Wednesday, July 9, 2014

The Best Films I Have Never Seen Before: Mothlight (1963)

Mothlight (1963)
Directed by:  Stan Brakhage.

What is one to make of a “film” like Stan Brakhage’s Mothlight? At under 4 minutes long, it is the shortest “film” on They Shoot Pictures, Don’t They? top 1,000 list, and isn’t really a film at all. Film implies the use of a camera, and Brakhage didn’t use one to make Mothlight. Instead what he did is take physical objects – most often moth wings, but also blades of grass, leaves, bark, dead insects, etc – and pressed them between two clear pieces of Mylar film, and than used an optical printer so that what he made could be projected.

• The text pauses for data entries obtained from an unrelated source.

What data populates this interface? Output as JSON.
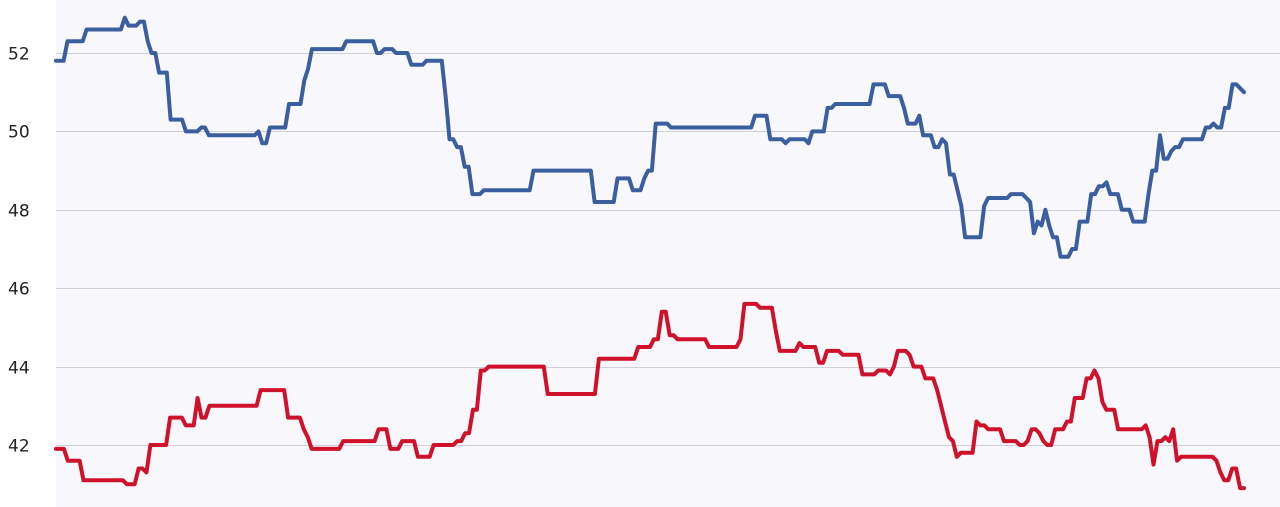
{
  "chart_data": {
    "type": "line",
    "title": "",
    "xlabel": "",
    "ylabel": "",
    "ylim": [
      40.8,
      53.2
    ],
    "ytick_values": [
      42,
      44,
      46,
      48,
      50,
      52
    ],
    "ytick_labels": [
      "42",
      "44",
      "46",
      "48",
      "50",
      "52"
    ],
    "grid": true,
    "colors": {
      "plot_background": "#f8f8fc",
      "grid": "#cfcfd8",
      "series_1": "#3b5f9e",
      "series_2": "#d0112b"
    },
    "series": [
      {
        "values": [
          51.8,
          51.8,
          51.8,
          52.3,
          52.3,
          52.3,
          52.3,
          52.3,
          52.6,
          52.6,
          52.6,
          52.6,
          52.6,
          52.6,
          52.6,
          52.6,
          52.6,
          52.6,
          52.9,
          52.7,
          52.7,
          52.7,
          52.8,
          52.8,
          52.3,
          52.0,
          52.0,
          51.5,
          51.5,
          51.5,
          50.3,
          50.3,
          50.3,
          50.3,
          50.0,
          50.0,
          50.0,
          50.0,
          50.1,
          50.1,
          49.9,
          49.9,
          49.9,
          49.9,
          49.9,
          49.9,
          49.9,
          49.9,
          49.9,
          49.9,
          49.9,
          49.9,
          49.9,
          50.0,
          49.7,
          49.7,
          50.1,
          50.1,
          50.1,
          50.1,
          50.1,
          50.7,
          50.7,
          50.7,
          50.7,
          51.3,
          51.6,
          52.1,
          52.1,
          52.1,
          52.1,
          52.1,
          52.1,
          52.1,
          52.1,
          52.1,
          52.3,
          52.3,
          52.3,
          52.3,
          52.3,
          52.3,
          52.3,
          52.3,
          52.0,
          52.0,
          52.1,
          52.1,
          52.1,
          52.0,
          52.0,
          52.0,
          52.0,
          51.7,
          51.7,
          51.7,
          51.7,
          51.8,
          51.8,
          51.8,
          51.8,
          51.8,
          50.9,
          49.8,
          49.8,
          49.6,
          49.6,
          49.1,
          49.1,
          48.4,
          48.4,
          48.4,
          48.5,
          48.5,
          48.5,
          48.5,
          48.5,
          48.5,
          48.5,
          48.5,
          48.5,
          48.5,
          48.5,
          48.5,
          48.5,
          49.0,
          49.0,
          49.0,
          49.0,
          49.0,
          49.0,
          49.0,
          49.0,
          49.0,
          49.0,
          49.0,
          49.0,
          49.0,
          49.0,
          49.0,
          49.0,
          48.2,
          48.2,
          48.2,
          48.2,
          48.2,
          48.2,
          48.8,
          48.8,
          48.8,
          48.8,
          48.5,
          48.5,
          48.5,
          48.8,
          49.0,
          49.0,
          50.2,
          50.2,
          50.2,
          50.2,
          50.1,
          50.1,
          50.1,
          50.1,
          50.1,
          50.1,
          50.1,
          50.1,
          50.1,
          50.1,
          50.1,
          50.1,
          50.1,
          50.1,
          50.1,
          50.1,
          50.1,
          50.1,
          50.1,
          50.1,
          50.1,
          50.1,
          50.4,
          50.4,
          50.4,
          50.4,
          49.8,
          49.8,
          49.8,
          49.8,
          49.7,
          49.8,
          49.8,
          49.8,
          49.8,
          49.8,
          49.7,
          50.0,
          50.0,
          50.0,
          50.0,
          50.6,
          50.6,
          50.7,
          50.7,
          50.7,
          50.7,
          50.7,
          50.7,
          50.7,
          50.7,
          50.7,
          50.7,
          51.2,
          51.2,
          51.2,
          51.2,
          50.9,
          50.9,
          50.9,
          50.9,
          50.6,
          50.2,
          50.2,
          50.2,
          50.4,
          49.9,
          49.9,
          49.9,
          49.6,
          49.6,
          49.8,
          49.7,
          48.9,
          48.9,
          48.5,
          48.1,
          47.3,
          47.3,
          47.3,
          47.3,
          47.3,
          48.1,
          48.3,
          48.3,
          48.3,
          48.3,
          48.3,
          48.3,
          48.4,
          48.4,
          48.4,
          48.4,
          48.3,
          48.2,
          47.4,
          47.7,
          47.6,
          48.0,
          47.6,
          47.3,
          47.3,
          46.8,
          46.8,
          46.8,
          47.0,
          47.0,
          47.7,
          47.7,
          47.7,
          48.4,
          48.4,
          48.6,
          48.6,
          48.7,
          48.4,
          48.4,
          48.4,
          48.0,
          48.0,
          48.0,
          47.7,
          47.7,
          47.7,
          47.7,
          48.4,
          49.0,
          49.0,
          49.9,
          49.3,
          49.3,
          49.5,
          49.6,
          49.6,
          49.8,
          49.8,
          49.8,
          49.8,
          49.8,
          49.8,
          50.1,
          50.1,
          50.2,
          50.1,
          50.1,
          50.6,
          50.6,
          51.2,
          51.2,
          51.1,
          51.0
        ]
      },
      {
        "values": [
          41.9,
          41.9,
          41.9,
          41.6,
          41.6,
          41.6,
          41.6,
          41.1,
          41.1,
          41.1,
          41.1,
          41.1,
          41.1,
          41.1,
          41.1,
          41.1,
          41.1,
          41.1,
          41.0,
          41.0,
          41.0,
          41.4,
          41.4,
          41.3,
          42.0,
          42.0,
          42.0,
          42.0,
          42.0,
          42.7,
          42.7,
          42.7,
          42.7,
          42.5,
          42.5,
          42.5,
          43.2,
          42.7,
          42.7,
          43.0,
          43.0,
          43.0,
          43.0,
          43.0,
          43.0,
          43.0,
          43.0,
          43.0,
          43.0,
          43.0,
          43.0,
          43.0,
          43.4,
          43.4,
          43.4,
          43.4,
          43.4,
          43.4,
          43.4,
          42.7,
          42.7,
          42.7,
          42.7,
          42.4,
          42.2,
          41.9,
          41.9,
          41.9,
          41.9,
          41.9,
          41.9,
          41.9,
          41.9,
          42.1,
          42.1,
          42.1,
          42.1,
          42.1,
          42.1,
          42.1,
          42.1,
          42.1,
          42.4,
          42.4,
          42.4,
          41.9,
          41.9,
          41.9,
          42.1,
          42.1,
          42.1,
          42.1,
          41.7,
          41.7,
          41.7,
          41.7,
          42.0,
          42.0,
          42.0,
          42.0,
          42.0,
          42.0,
          42.1,
          42.1,
          42.3,
          42.3,
          42.9,
          42.9,
          43.9,
          43.9,
          44.0,
          44.0,
          44.0,
          44.0,
          44.0,
          44.0,
          44.0,
          44.0,
          44.0,
          44.0,
          44.0,
          44.0,
          44.0,
          44.0,
          44.0,
          43.3,
          43.3,
          43.3,
          43.3,
          43.3,
          43.3,
          43.3,
          43.3,
          43.3,
          43.3,
          43.3,
          43.3,
          43.3,
          44.2,
          44.2,
          44.2,
          44.2,
          44.2,
          44.2,
          44.2,
          44.2,
          44.2,
          44.2,
          44.5,
          44.5,
          44.5,
          44.5,
          44.7,
          44.7,
          45.4,
          45.4,
          44.8,
          44.8,
          44.7,
          44.7,
          44.7,
          44.7,
          44.7,
          44.7,
          44.7,
          44.7,
          44.5,
          44.5,
          44.5,
          44.5,
          44.5,
          44.5,
          44.5,
          44.5,
          44.7,
          45.6,
          45.6,
          45.6,
          45.6,
          45.5,
          45.5,
          45.5,
          45.5,
          44.9,
          44.4,
          44.4,
          44.4,
          44.4,
          44.4,
          44.6,
          44.5,
          44.5,
          44.5,
          44.5,
          44.1,
          44.1,
          44.4,
          44.4,
          44.4,
          44.4,
          44.3,
          44.3,
          44.3,
          44.3,
          44.3,
          43.8,
          43.8,
          43.8,
          43.8,
          43.9,
          43.9,
          43.9,
          43.8,
          44.0,
          44.4,
          44.4,
          44.4,
          44.3,
          44.0,
          44.0,
          44.0,
          43.7,
          43.7,
          43.7,
          43.4,
          43.0,
          42.6,
          42.2,
          42.1,
          41.7,
          41.8,
          41.8,
          41.8,
          41.8,
          42.6,
          42.5,
          42.5,
          42.4,
          42.4,
          42.4,
          42.4,
          42.1,
          42.1,
          42.1,
          42.1,
          42.0,
          42.0,
          42.1,
          42.4,
          42.4,
          42.3,
          42.1,
          42.0,
          42.0,
          42.4,
          42.4,
          42.4,
          42.6,
          42.6,
          43.2,
          43.2,
          43.2,
          43.7,
          43.7,
          43.9,
          43.7,
          43.1,
          42.9,
          42.9,
          42.9,
          42.4,
          42.4,
          42.4,
          42.4,
          42.4,
          42.4,
          42.4,
          42.5,
          42.2,
          41.5,
          42.1,
          42.1,
          42.2,
          42.1,
          42.4,
          41.6,
          41.7,
          41.7,
          41.7,
          41.7,
          41.7,
          41.7,
          41.7,
          41.7,
          41.7,
          41.6,
          41.3,
          41.1,
          41.1,
          41.4,
          41.4,
          40.9,
          40.9
        ]
      }
    ]
  }
}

The result is a four minute film that is unlike anything you have ever seen before – or since, really. Viewed on the Criterion Blu-Ray, Mothlight certainly looks different than any other film – and I’m not talking about the what you see, but rather, how you see it. Brakhage’s technique means that images come out differently. Most film, of course, is really a collection of still photographs of the same thing as they move – so each individual frame gives you the entire picture. But because of how Brakhage made the film, each frame is only a fraction of the “picture” – one image – say a moth wing – is split up on many different frames. Even though the film is now transferred to DVD, and hence there are no real frames at all anymore, the strange quality of the images are still there. Having never seen Brakhage’s film on film, I’m going to defer to the experts – who have seen Brakhage’s film both on film and DVD – when they tell me the Criterion disc gets this effect right.

The film, which has no soundtrack, is mesmerizing to watch. I really don’t know what else to say about it other than that, but the images are strange, and fly by so quickly much of the time that you only capture fragments of them at even given time through the film (and I watched it several times in a row).

Does Mothlight mean anything larger than it seems however? I’ve heard theories that Mothlight is a film “about life from the moth’s point of view during flight” – but I’m not sure I buy that, because, well, it doesn’t look like what I would think a moth’s point of view would look like (why would a moth being looking at its own wing?). I’ve also heard people say that Mothlight is about “death and decay”, and that makes more sense, since everything we see is dead, and in some sort of decay, but then again, I’m not sure showing dead things necessary means the film is about “death”. It just means, your showing the audience dead things.

Would I be completely wrong to suggest that at least part of the reason why Brakhage made Mothlight is to see if he could make Mothlight? I’ll admit, that when it comes to avant-garde filmmaking, I am pretty far away from an expert – often times I seem to completely miss the point (for instance, I have no idea what Brakhage was going for in all his art collage films of rapidly edited abstract art paintings he made in the 1980s). But before Mothlight, Brakhage made films like Cat’s Cradle (1959), which is an odd film to say the least, where you have to watch and try to figure out the relationship between the four human, and one feline, characters in his film, as it first appears to be little more than the morning routine of two couples, before it slips into the subtlety erotic. Perhaps what Brakhage wanted to do with Mothlight was simply make something completely different – a different way of making a film, with a completely different visual aesthetic
 
But, like I said, I’m hardly an expert on Brakhage. I’m slowly making my way through the Criterion Discs of his work – watching a film here and then when the mood strikes me, because I think if I were to sit down and watch the entirety of these discs in one sitting, I would eventually become numb – not because of the films themselves, but because of the epic length of the discs (all told, unless I miscounted, the discs include 53 of Brakhage’s over 400 films, ranging from 9 seconds to 74 minutes in length – so his epic, 4 hour The Art of Vision, is not included here). And don’t worry, I’m not going to review most of the individual films.

Getting back to Mothlight itself, I don’t think it has to mean anything deeper than its visuals, which like I said are mesmerizing. They are a good enough reason to spend 4 minutes watching Mothlight. At that length, what possibly do you have to lose in trying something completely different?